Let $W_1W_2W_3$ be a triangle with circumcircle $S$, and let $A_1, A_2, A_3$ be the midpoints of $W_2W_3, W_1W_3, W_1W_2$ respectively. From Ai drop a perpendicular to the line tangent to $S$ at $W_i$. Prove that these perpendicular lines are concurrent and identify this point of concurrency.

Let $A_0A_1A_2A_3A_4A_5A_6$ be a regular 7-gon. Prove that $$\frac{1}{A_0A_1} = \frac{1}{A_0A_2}+\frac{1}{A_0A_3}$$

Given point $P_0$ in the plane of triangle $A_1A_2A_3$. Denote $A_s = A_{s-3}$, for $s > 3$. Construct points $P_1; P_2; \cdots$ sequentially such that point $P_{k+1}$ is $P_k$ rotated $120^\circ$ counter-clockwise around $A_{k+1}$. Prove that if $P_{1986} = P_0$ then triangle $A_1A_2A_3$ is isosceles.

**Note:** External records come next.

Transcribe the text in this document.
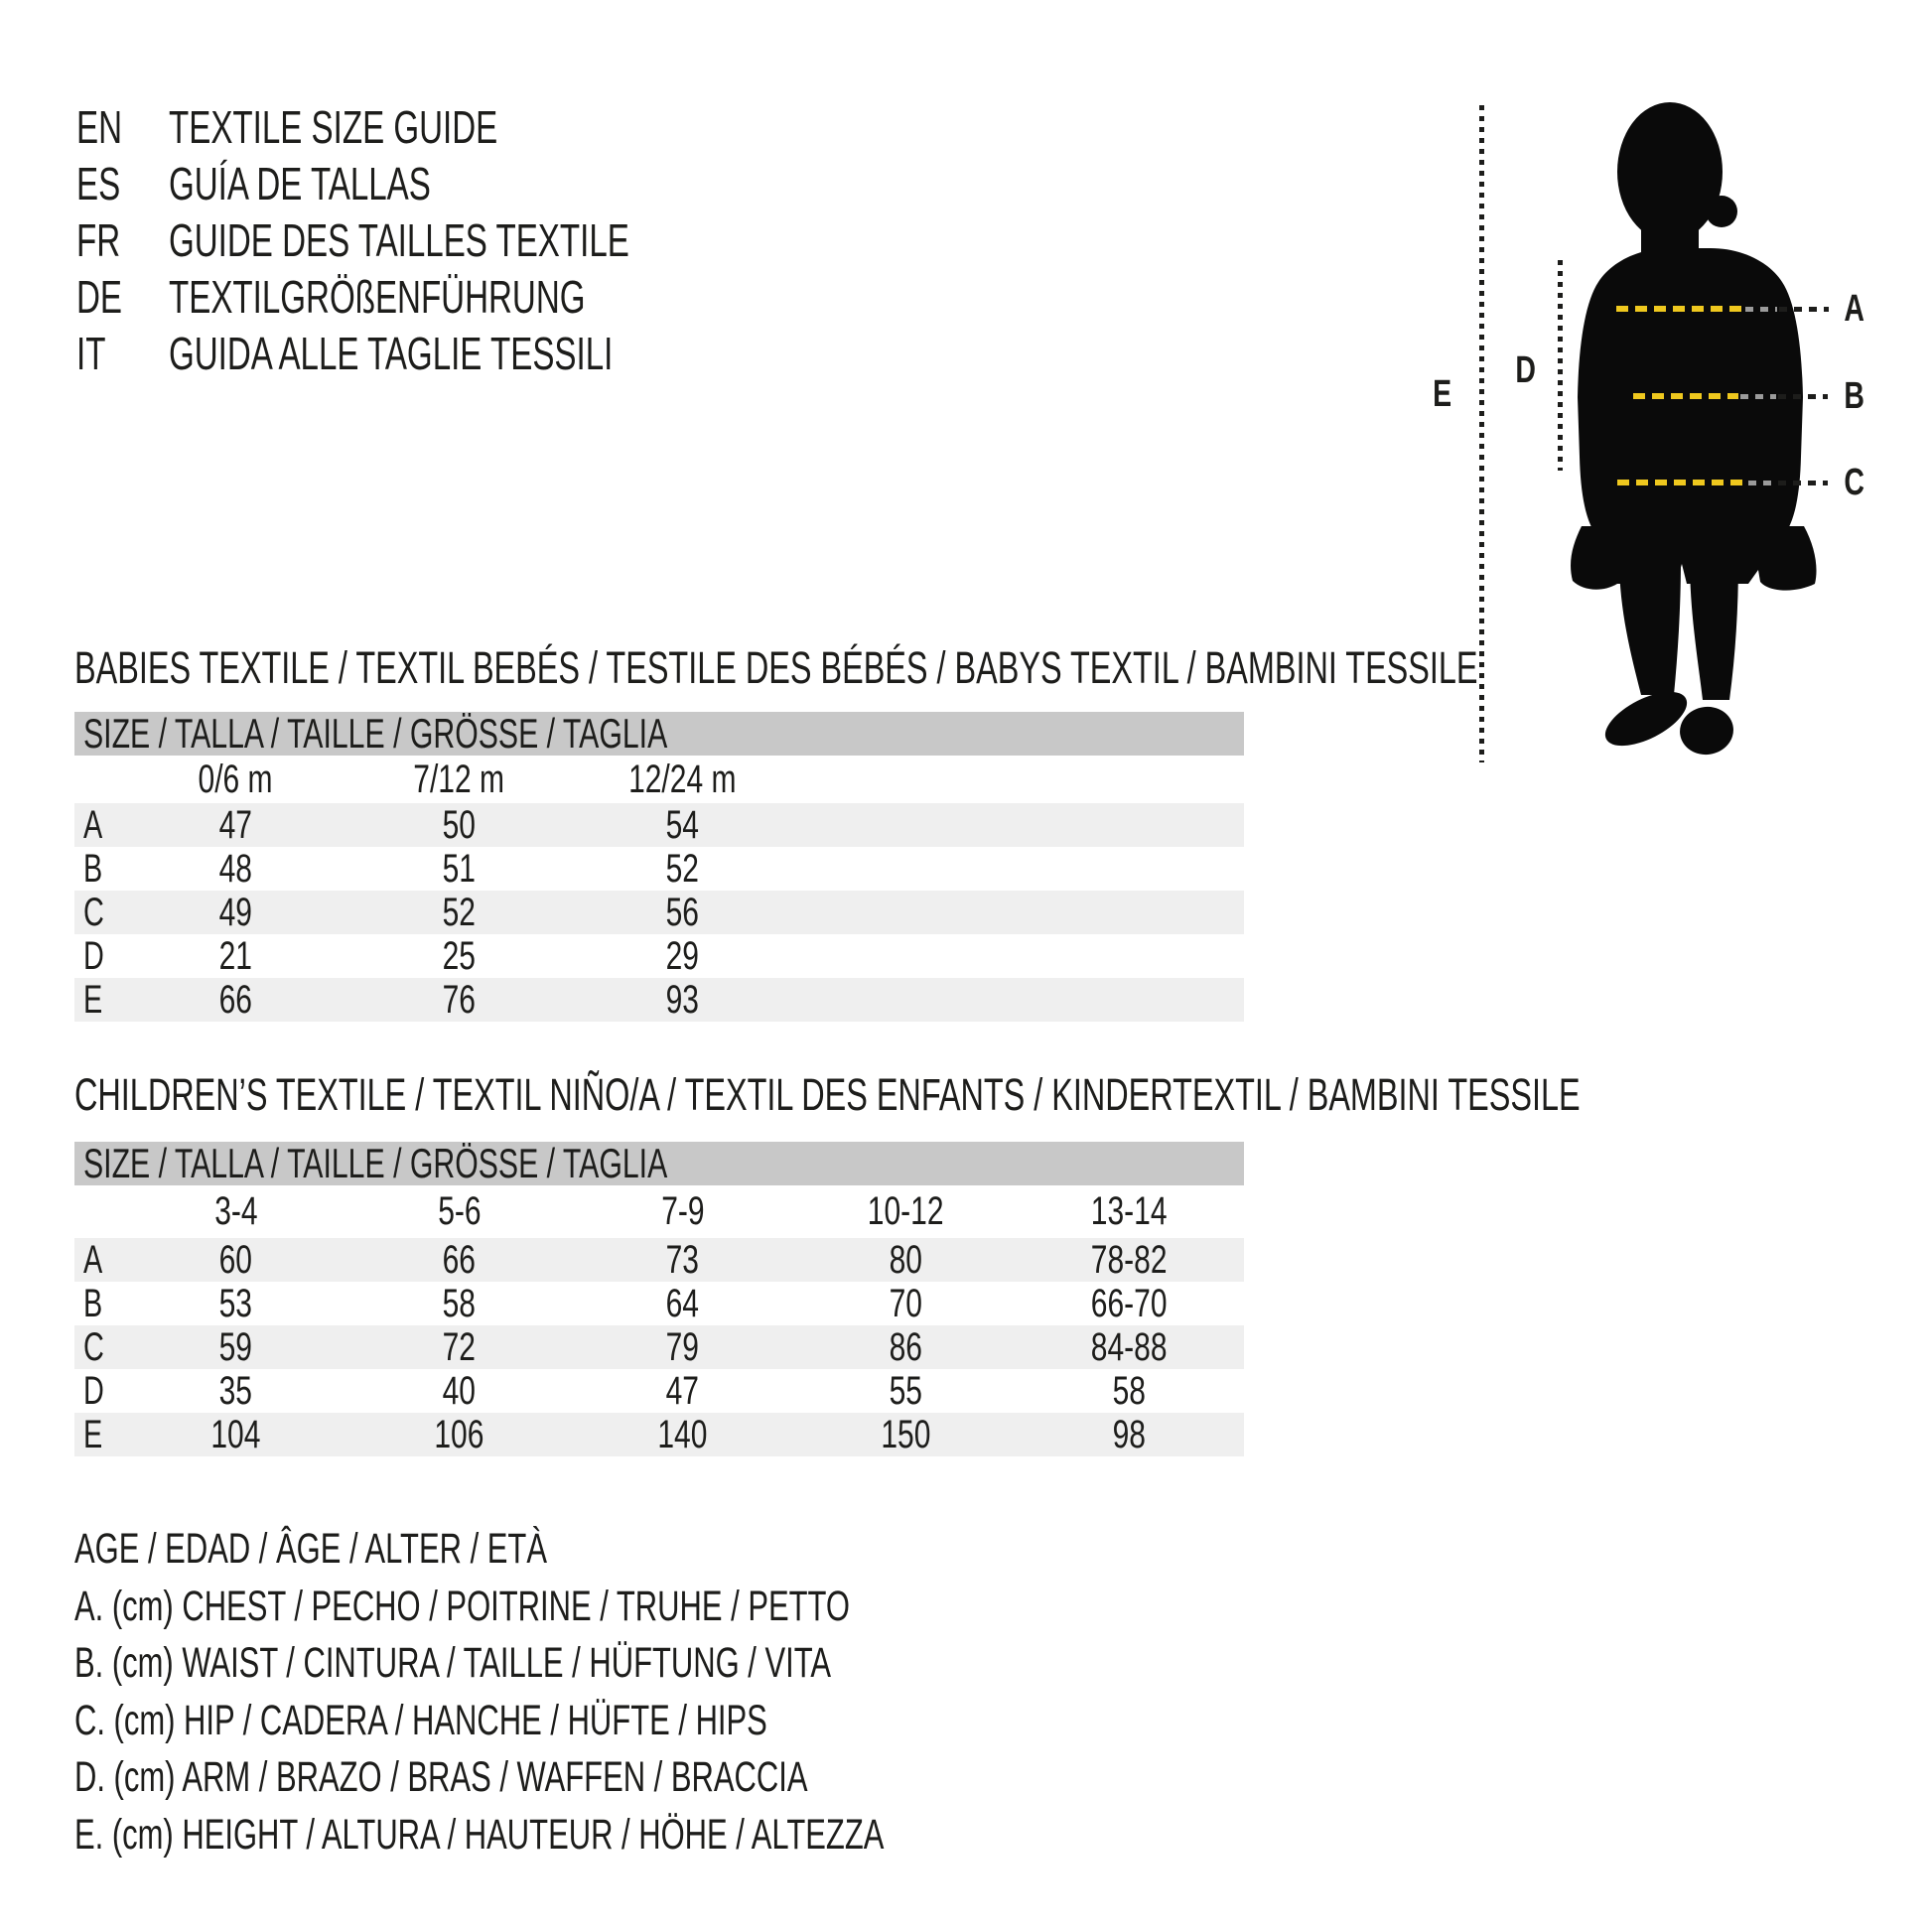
EN	TEXTILE SIZE GUIDE
ES	GUÍA DE TALLAS
FR	GUIDE DES TAILLES TEXTILE
DE	TEXTILGRÖßENFÜHRUNG
IT	GUIDA ALLE TAGLIE TESSILI
E
D
A
B
C
BABIES TEXTILE / TEXTIL BEBÉS / TESTILE DES BÉBÉS / BABYS TEXTIL / BAMBINI TESSILE
SIZE / TALLA / TAILLE / GRÖSSE / TAGLIA
0/6 m	7/12 m	12/24 m
A	47	50	54
B	48	51	52
C	49	52	56
D	21	25	29
E	66	76	93
CHILDREN’S TEXTILE / TEXTIL NIÑO/A / TEXTIL DES ENFANTS / KINDERTEXTIL / BAMBINI TESSILE
SIZE / TALLA / TAILLE / GRÖSSE / TAGLIA
3-4	5-6	7-9	10-12	13-14
A	60	66	73	80	78-82
B	53	58	64	70	66-70
C	59	72	79	86	84-88
D	35	40	47	55	58
E	104	106	140	150	98
AGE / EDAD / ÂGE / ALTER / ETÀ
A. (cm) CHEST / PECHO / POITRINE / TRUHE / PETTO
B. (cm) WAIST / CINTURA / TAILLE / HÜFTUNG / VITA
C. (cm) HIP / CADERA / HANCHE / HÜFTE / HIPS
D. (cm) ARM / BRAZO / BRAS / WAFFEN / BRACCIA
E. (cm) HEIGHT / ALTURA / HAUTEUR / HÖHE / ALTEZZA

Point $H$ is the orthocenter of triangle $ABC$. Points $D, E$ and $F$ lie on the circumcircle of triangle $ABC$ such that $AD\parallel BE\parallel CF$. Points $S, T,$ and $U$ are the respective reflections of $D, E, F$ across the lines $BC, CA$ and $AB$. Prove that $S, T, U, H$ are cyclic.

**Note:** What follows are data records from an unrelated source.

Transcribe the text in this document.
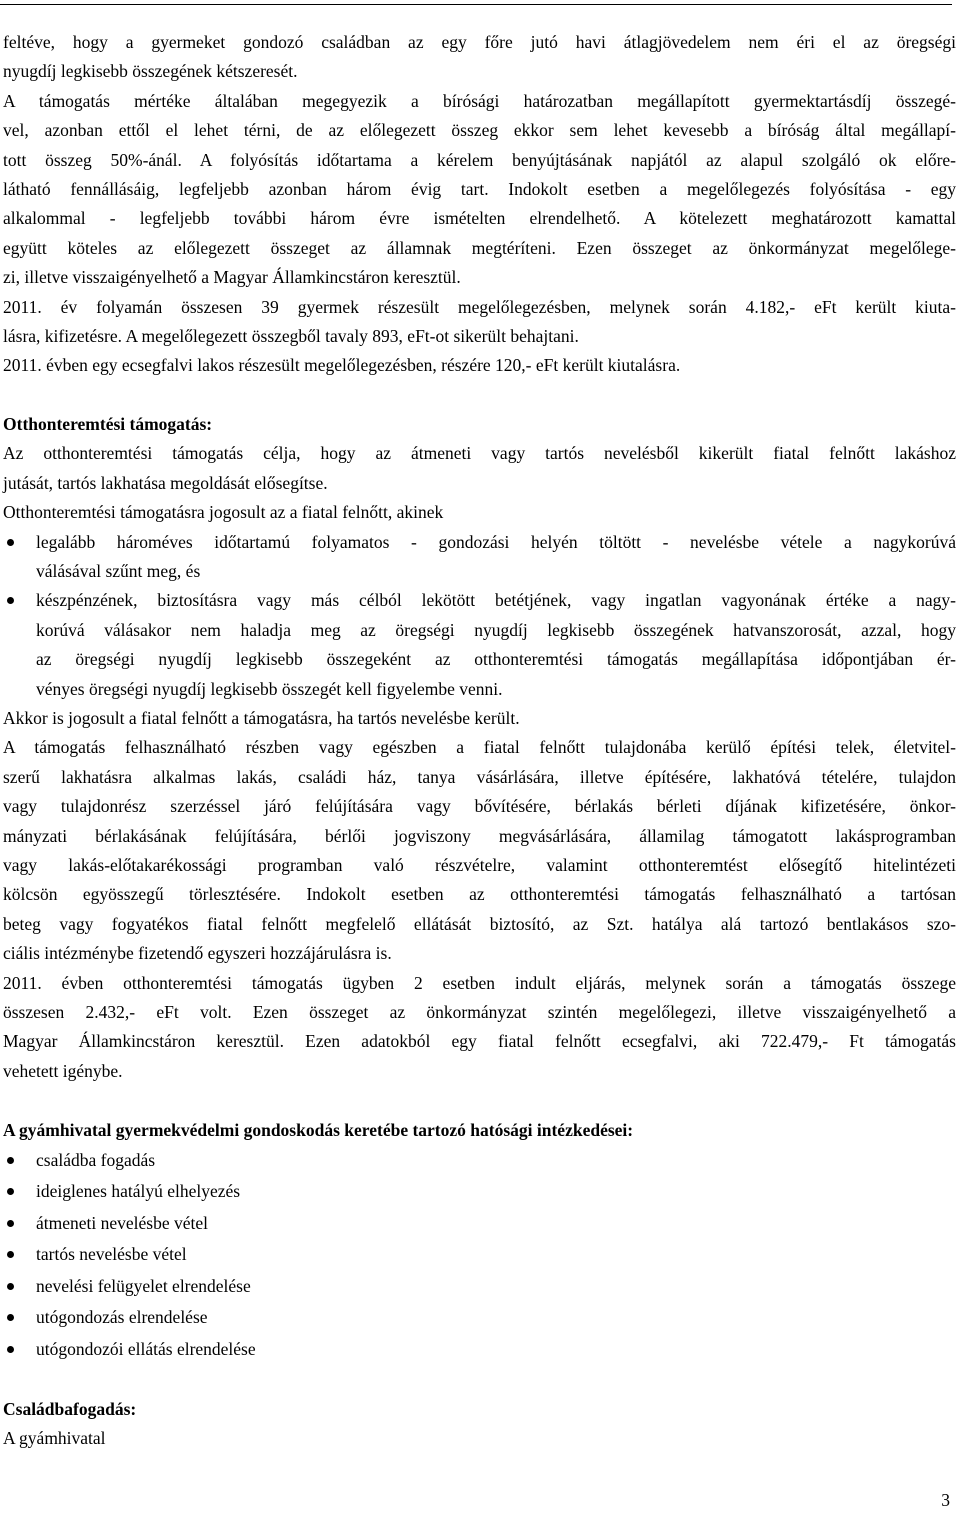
feltéve, hogy a gyermeket gondozó családban az egy főre jutó havi átlagjövedelem nem éri el az öregségi
nyugdíj legkisebb összegének kétszeresét.
A támogatás mértéke általában megegyezik a bírósági határozatban megállapított gyermektartásdíj összegé-
vel, azonban ettől el lehet térni, de az előlegezett összeg ekkor sem lehet kevesebb a bíróság által megállapí-
tott összeg 50%-ánál. A folyósítás időtartama a kérelem benyújtásának napjától az alapul szolgáló ok előre-
látható fennállásáig, legfeljebb azonban három évig tart. Indokolt esetben a megelőlegezés folyósítása - egy
alkalommal - legfeljebb további három évre ismételten elrendelhető. A kötelezett meghatározott kamattal
együtt köteles az előlegezett összeget az államnak megtéríteni. Ezen összeget az önkormányzat megelőlege-
zi, illetve visszaigényelhető a Magyar Államkincstáron keresztül.
2011. év folyamán összesen 39 gyermek részesült megelőlegezésben, melynek során 4.182,- eFt került kiuta-
lásra, kifizetésre. A megelőlegezett összegből tavaly 893, eFt-ot sikerült behajtani.
2011. évben egy ecsegfalvi lakos részesült megelőlegezésben, részére 120,- eFt került kiutalásra.

Otthonteremtési támogatás:

Az otthonteremtési támogatás célja, hogy az átmeneti vagy tartós nevelésből kikerült fiatal felnőtt lakáshoz
jutását, tartós lakhatása megoldását elősegítse.
Otthonteremtési támogatásra jogosult az a fiatal felnőtt, akinek
legalább hároméves időtartamú folyamatos - gondozási helyén töltött - nevelésbe vétele a nagykorúvá
válásával szűnt meg, és
készpénzének, biztosításra vagy más célból lekötött betétjének, vagy ingatlan vagyonának értéke a nagy-
korúvá válásakor nem haladja meg az öregségi nyugdíj legkisebb összegének hatvanszorosát, azzal, hogy
az öregségi nyugdíj legkisebb összegeként az otthonteremtési támogatás megállapítása időpontjában ér-
vényes öregségi nyugdíj legkisebb összegét kell figyelembe venni.
Akkor is jogosult a fiatal felnőtt a támogatásra, ha tartós nevelésbe került.
A támogatás felhasználható részben vagy egészben a fiatal felnőtt tulajdonába kerülő építési telek, életvitel-
szerű lakhatásra alkalmas lakás, családi ház, tanya vásárlására, illetve építésére, lakhatóvá tételére, tulajdon
vagy tulajdonrész szerzéssel járó felújítására vagy bővítésére, bérlakás bérleti díjának kifizetésére, önkor-
mányzati bérlakásának felújítására, bérlői jogviszony megvásárlására, államilag támogatott lakásprogramban
vagy lakás-előtakarékossági programban való részvételre, valamint otthonteremtést elősegítő hitelintézeti
kölcsön egyösszegű törlesztésére. Indokolt esetben az otthonteremtési támogatás felhasználható a tartósan
beteg vagy fogyatékos fiatal felnőtt megfelelő ellátását biztosító, az Szt. hatálya alá tartozó bentlakásos szo-
ciális intézménybe fizetendő egyszeri hozzájárulásra is.
2011. évben otthonteremtési támogatás ügyben 2 esetben indult eljárás, melynek során a támogatás összege
összesen 2.432,- eFt volt. Ezen összeget az önkormányzat szintén megelőlegezi, illetve visszaigényelhető a
Magyar Államkincstáron keresztül. Ezen adatokból egy fiatal felnőtt ecsegfalvi, aki 722.479,- Ft támogatás
vehetett igénybe.

A gyámhivatal gyermekvédelmi gondoskodás keretébe tartozó hatósági intézkedései:

családba fogadás
ideiglenes hatályú elhelyezés
átmeneti nevelésbe vétel
tartós nevelésbe vétel
nevelési felügyelet elrendelése
utógondozás elrendelése
utógondozói ellátás elrendelése

Családbafogadás:

A gyámhivatal
3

Let $ABCD$ be a cyclic quadrilateral. Let $P, Q, R$ be the feet of the perpendiculars from $D$ to the lines $BC, CA$ and $AB$ respectively. Show that $PQ = QR$ iff the bisectors of $\angle ABC$ and $\angle ADC$ meet on $AC$.

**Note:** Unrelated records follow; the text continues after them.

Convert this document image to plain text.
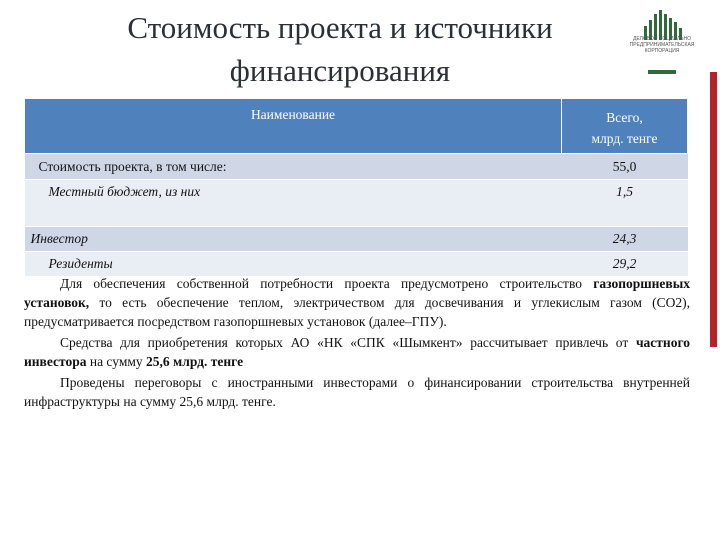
Стоимость проекта и источники финансирования
ДЕЛОВОЙ СОЦИАЛЬНО ПРЕДПРИНИМАТЕЛЬСКАЯ КОРПОРАЦИЯ
Наименование	Всего,
млрд. тенге
Стоимость проекта, в том числе:	55,0
Местный бюджет, из них	1,5
Инвестор	24,3
Резиденты	29,2

Для обеспечения собственной потребности проекта предусмотрено строительство газопоршневых установок, то есть обеспечение теплом, электричеством для досвечивания и углекислым газом (СО2), предусматривается посредством газопоршневых установок (далее–ГПУ).

Средства для приобретения которых АО «НК «СПК «Шымкент» рассчитывает привлечь от частного инвестора на сумму 25,6 млрд. тенге

Проведены переговоры с иностранными инвесторами о финансировании строительства внутренней инфраструктуры на сумму 25,6 млрд. тенге.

Let $O$ be the circumcentre of triangle $ABC$. A line through $O$ intersects sides $AB$ and $AC$ at $M$ and $N$ respectively. Let $S$ and $R$ be the midpoints of $BN$ and $CM$, respectively. Prove that $\angle ROS = \angle BAC$.

Let $ABCD$ be a convex quadrilateral for which $AC = BD$. Equilateral triangles are constructed on the sides of the quadrilateral and pointing outward. Let $O_1, O_2, O_3, O_4$ be the centres of the triangles constructed on $AB, BC, CD,$ and $DA$ respectively. Prove that lines $O_1O_3$ and $O_2O_4$ are perpendicular.

Let $ABC$ be a triangle. Triangles $PAB$ and $QAC$ are constructed outside of $ABC$ such that $AP = AB$ and $AQ = AC$ and $\angle BAP = \angle CAQ$. Segments $BQ$ and $CP$ meet at $R$. Let $O$ be the circumcentre of triangle $BCR$. Prove that $AO \perp PQ$.

Calculate $(1+i)^{20}$.

Let complex number $z$ satisfy $|z|=1$. If $f(z)=|z+1+i|$ reaches its maximum and minimal values when $z=z_1$ and $z=z_2$, respectively. Compute $z_1-z_2$.

Let complex number $z$ satisfy $|z|=1$, $w = z^4-z^3-3z^2i-z+1$. Find the minimal value of $|w|$.

Let complex numbers $a$, $b$, and $c$ satisfy $a|bc| + b|ca| + c|ab| = 0$. Show that $$|(a-b)(b-c)(c-a)|\ge 3\sqrt{3}|abc|$$

Let $x, y \in \big(0, \frac{\pi}{2}\big)$. Show that if the equation $(\cos x + i \sin y)^n = \cos nx + i \sin ny$ holds for two consecutive positive integers, then it will hold for all positive integers.